The model was tested with an external set of drug compounds in order to evaluate its
predictive power (Fig. 6). Sixty eight percent of the 51 test drugs could be correctly
classified. This is a reasonably good result considering that classification was between three
categories. As can be seen from Fig. 6, owing to a certain lack of diversity in the test data
some decision nodes of the model could not be tested adequately: for example, none of the
test drugs showed a L3v value in excess of the 1.071 threshold. It is also obvious that
classification for test drugs predominantly metabolised by CYP3A is poor in general. This
means that it was more difficult to identify specific characteristics for “CYP3A-preferring”
drugs. This observation falls in line with the fact that CYP3A is a very versatile enzyme, able
to process a very wide range of substrates.
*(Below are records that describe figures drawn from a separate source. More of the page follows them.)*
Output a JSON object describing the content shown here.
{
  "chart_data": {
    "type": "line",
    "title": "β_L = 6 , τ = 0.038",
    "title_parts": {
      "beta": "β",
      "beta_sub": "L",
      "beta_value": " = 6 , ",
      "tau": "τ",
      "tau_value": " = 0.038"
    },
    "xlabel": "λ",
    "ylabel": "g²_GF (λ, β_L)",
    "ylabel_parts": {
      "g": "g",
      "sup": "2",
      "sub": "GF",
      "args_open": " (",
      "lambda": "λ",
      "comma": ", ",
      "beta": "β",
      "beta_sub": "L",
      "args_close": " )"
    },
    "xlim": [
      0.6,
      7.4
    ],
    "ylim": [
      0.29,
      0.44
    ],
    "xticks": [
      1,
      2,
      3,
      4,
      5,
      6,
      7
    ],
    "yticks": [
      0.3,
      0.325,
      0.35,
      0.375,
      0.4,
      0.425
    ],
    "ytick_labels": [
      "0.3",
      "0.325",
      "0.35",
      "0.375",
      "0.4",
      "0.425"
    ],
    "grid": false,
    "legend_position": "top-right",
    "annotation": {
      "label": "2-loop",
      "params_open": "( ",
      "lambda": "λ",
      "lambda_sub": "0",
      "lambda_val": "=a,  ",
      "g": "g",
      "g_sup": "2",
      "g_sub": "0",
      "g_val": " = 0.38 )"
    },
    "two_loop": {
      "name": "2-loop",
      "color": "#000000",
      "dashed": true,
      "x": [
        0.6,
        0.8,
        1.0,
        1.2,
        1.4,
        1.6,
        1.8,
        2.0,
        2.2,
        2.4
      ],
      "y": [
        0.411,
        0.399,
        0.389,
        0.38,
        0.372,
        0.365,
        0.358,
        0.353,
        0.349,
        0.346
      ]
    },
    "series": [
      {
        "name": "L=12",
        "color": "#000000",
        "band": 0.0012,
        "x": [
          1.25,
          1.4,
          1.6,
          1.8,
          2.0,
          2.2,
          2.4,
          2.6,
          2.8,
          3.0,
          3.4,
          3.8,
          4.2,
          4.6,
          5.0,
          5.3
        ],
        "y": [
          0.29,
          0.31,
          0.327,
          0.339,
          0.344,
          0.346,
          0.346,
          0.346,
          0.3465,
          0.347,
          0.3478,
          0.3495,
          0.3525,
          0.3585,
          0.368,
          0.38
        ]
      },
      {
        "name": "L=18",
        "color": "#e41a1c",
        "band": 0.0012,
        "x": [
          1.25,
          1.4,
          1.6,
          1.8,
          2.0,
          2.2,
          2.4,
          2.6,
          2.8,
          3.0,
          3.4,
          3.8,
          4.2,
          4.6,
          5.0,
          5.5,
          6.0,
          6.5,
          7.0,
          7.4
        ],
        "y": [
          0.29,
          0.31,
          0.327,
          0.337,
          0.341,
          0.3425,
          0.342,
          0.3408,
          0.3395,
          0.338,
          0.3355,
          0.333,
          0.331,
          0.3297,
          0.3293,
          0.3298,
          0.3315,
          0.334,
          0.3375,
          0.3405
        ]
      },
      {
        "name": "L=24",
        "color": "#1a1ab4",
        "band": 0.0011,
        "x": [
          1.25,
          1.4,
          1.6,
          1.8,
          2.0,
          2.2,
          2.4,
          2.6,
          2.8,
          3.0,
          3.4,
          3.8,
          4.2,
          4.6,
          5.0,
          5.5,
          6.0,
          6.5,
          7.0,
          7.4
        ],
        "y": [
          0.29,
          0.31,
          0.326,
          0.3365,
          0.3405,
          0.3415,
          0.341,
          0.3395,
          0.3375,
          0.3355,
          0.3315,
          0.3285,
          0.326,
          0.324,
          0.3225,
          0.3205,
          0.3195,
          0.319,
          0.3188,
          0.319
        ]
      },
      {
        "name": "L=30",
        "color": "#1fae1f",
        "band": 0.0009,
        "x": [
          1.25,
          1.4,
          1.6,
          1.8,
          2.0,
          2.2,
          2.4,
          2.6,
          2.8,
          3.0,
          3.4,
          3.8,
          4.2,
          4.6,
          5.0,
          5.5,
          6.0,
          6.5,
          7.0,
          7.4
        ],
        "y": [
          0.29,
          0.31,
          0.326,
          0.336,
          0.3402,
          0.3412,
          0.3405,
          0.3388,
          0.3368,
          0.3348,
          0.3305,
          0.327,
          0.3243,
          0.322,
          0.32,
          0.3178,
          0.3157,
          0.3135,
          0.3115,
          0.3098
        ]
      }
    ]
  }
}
However, on the whole, it can be said that the
trends identified in training are respected.
In conclusion, this study shows the feasibility of a simple and transparent model for the
determination of P450 predominance in CYP3A, CYP2D6 and CYP2C9. This is achieved
with the use of the three classes of descriptors: those for lipophilicity, bulk and Broensted
acidity. With a correct classification rate of 94% for the training set and 68% for the test set
the model can be considered as satisfactory. The use of novel and mechanistically relevant
descriptors such as HiN and L3v is also exemplified. These descriptors appear to convey very
useful information with regard to basicity and three-dimensional requirements for CYP2D6
and CYP3A predominance, respectively.